We observed significant linear increase in hsCRP levels with body mass index, waist circumference, systolic and diastolic BP, plasma glucose, total cholesterol, TC/HDl-c and triglycerides after adjustment for age, sex and education. There was a linear increase in CRP levels with increase in mean number of risk factors (0 risk factors to ≥3 risk factors). However, in the multivariate logistic model elevated hsCRP was explained by female gender, overweight and abdominal obesity.
Statistically significant associations of hsCRP with measures of generalized and regional adiposity were previously reported in urban Indian males in the age group of 14-25 years . Research data suggests that there is a strong link between overweight/adiposity with elevated CRP [17–19]. Our results are consistent with the established importance of adiposity especially the role of visceral adipose tissue (VAT) as a source of proinflammatory cytokines . Obesity increases the production of proinflammatory mediators from adipose tissue T cells and contributes to insulin resistance in animal models . Furthermore, low-grade proinflammatory environment and the insulin resistance associated with obesity may contribute to the down regulation of LPIN1 (a gene with important effects on metabolic and lipoprotein homeostasis) in adipose tissue, leading to a worse metabolic profile .

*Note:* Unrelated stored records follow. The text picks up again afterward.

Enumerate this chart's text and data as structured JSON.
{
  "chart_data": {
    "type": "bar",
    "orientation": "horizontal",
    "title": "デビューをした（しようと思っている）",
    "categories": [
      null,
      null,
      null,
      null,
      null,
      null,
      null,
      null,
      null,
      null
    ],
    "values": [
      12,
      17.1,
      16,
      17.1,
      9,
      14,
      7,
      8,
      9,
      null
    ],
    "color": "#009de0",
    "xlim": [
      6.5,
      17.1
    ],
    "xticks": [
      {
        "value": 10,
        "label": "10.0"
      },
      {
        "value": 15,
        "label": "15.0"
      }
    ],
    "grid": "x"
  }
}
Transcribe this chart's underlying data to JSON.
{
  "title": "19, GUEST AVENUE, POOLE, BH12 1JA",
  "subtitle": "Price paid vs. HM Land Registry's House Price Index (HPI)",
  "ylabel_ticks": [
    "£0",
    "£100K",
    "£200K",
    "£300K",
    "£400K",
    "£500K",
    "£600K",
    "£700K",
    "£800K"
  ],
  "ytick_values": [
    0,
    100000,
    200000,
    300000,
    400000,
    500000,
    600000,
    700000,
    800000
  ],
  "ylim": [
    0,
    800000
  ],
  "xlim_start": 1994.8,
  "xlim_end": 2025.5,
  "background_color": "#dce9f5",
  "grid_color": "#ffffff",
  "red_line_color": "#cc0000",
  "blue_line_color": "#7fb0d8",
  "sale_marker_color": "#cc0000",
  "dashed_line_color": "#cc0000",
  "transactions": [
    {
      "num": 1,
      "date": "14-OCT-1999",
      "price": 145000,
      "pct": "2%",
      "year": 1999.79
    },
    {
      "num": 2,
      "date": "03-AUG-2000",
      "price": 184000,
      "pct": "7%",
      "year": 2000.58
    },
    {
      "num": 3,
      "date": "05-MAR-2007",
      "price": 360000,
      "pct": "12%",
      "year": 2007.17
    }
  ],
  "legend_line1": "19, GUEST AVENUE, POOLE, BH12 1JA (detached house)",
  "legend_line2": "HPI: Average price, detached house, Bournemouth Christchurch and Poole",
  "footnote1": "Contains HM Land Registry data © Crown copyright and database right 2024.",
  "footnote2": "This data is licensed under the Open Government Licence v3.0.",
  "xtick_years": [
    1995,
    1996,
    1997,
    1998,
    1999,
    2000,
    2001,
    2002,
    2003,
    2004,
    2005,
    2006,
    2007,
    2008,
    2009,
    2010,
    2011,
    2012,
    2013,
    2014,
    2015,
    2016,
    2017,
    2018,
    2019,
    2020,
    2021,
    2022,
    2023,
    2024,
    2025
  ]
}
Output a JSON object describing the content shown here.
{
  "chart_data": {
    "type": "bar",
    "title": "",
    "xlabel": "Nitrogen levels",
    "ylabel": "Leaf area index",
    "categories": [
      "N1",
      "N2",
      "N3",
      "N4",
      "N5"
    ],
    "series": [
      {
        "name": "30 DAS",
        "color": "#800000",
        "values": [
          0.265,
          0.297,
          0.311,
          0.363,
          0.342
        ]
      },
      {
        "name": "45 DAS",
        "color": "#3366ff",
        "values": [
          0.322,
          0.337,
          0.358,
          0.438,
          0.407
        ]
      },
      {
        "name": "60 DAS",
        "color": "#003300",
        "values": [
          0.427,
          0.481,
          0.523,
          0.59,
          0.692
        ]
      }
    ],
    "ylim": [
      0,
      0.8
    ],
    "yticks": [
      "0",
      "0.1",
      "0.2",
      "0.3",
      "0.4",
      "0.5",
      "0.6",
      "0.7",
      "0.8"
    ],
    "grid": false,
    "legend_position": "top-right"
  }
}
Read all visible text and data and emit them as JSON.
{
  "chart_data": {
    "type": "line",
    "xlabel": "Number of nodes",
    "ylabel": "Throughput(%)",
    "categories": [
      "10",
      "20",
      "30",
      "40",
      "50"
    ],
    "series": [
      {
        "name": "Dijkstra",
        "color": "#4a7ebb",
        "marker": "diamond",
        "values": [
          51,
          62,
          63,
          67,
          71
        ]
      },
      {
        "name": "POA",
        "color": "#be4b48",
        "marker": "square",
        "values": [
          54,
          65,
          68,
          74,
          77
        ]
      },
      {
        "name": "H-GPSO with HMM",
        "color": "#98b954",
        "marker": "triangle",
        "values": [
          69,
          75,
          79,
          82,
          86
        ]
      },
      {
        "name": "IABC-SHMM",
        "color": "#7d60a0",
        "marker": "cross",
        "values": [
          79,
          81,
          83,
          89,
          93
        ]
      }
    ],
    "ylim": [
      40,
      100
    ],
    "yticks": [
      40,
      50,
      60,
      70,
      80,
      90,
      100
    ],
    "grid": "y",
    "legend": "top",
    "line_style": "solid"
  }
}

hsCRP levels were significantly elevated in individuals with multiple risk factors of CVD in this population in comparison to individuals with no risk factors. This association underscores the likely relationship that well-established risk factors contribute to the inflammatory process. However, a causal relationship can not be established because of the cross-sectional nature of present study. It is highly relevant to further investigate the association of CRP levels with measures of insulin resistance (overweight, fasting plasma glucose, diabetes, hypertension and clustering of risk factors) in this population. Recent evidence suggests that CRP plays a major role in the patho-physiologic processes associated with the metabolic syndrome (a cluster of CVD risk factors). For example, High levels of CRP have been shown to be an independent predictor of cardiovascular risk for all degrees of severity of the metabolic syndrome . Furthermore, several studies demonstrate that CRP can be used to predict the development of type 2 diabetes mellitus [24–27]. For example, in the Women's Health Study , the relative risk of developing diabetes among women in the highest quartiles of CRP was significantly high (15.7;95% CI, 6.5-37.9) in comparison to women in the lowest quartiles of CRP, even after adjusting for body mass index, family history of diabetes mellitus, smoking, and other factors.
To the best of our knowledge this is the first study from the Indian population living in India showing association with CRP levels and other traditional risk factors of CVD in the age group of 20-69 years. Our data is consistent with the large meta-analysis data of 54 prospective studies worldwide (7), and data from adult migrant Indians in UK  and USA . The increased predisposition of CHD among individuals from the Indian sub-continent, inability of traditional risk factors to fully explain the excess CHD risk among Indians, and relatively high exposure to repeated, persistent and lifelong infections in this population highlights the importance of studying CRP as a risk marker of CVD in the Indian population. Prospective studies to understand the independent relationship of CRP levels and their interaction with CVD risk factors to cardiovascular endpoints in this population are warranted.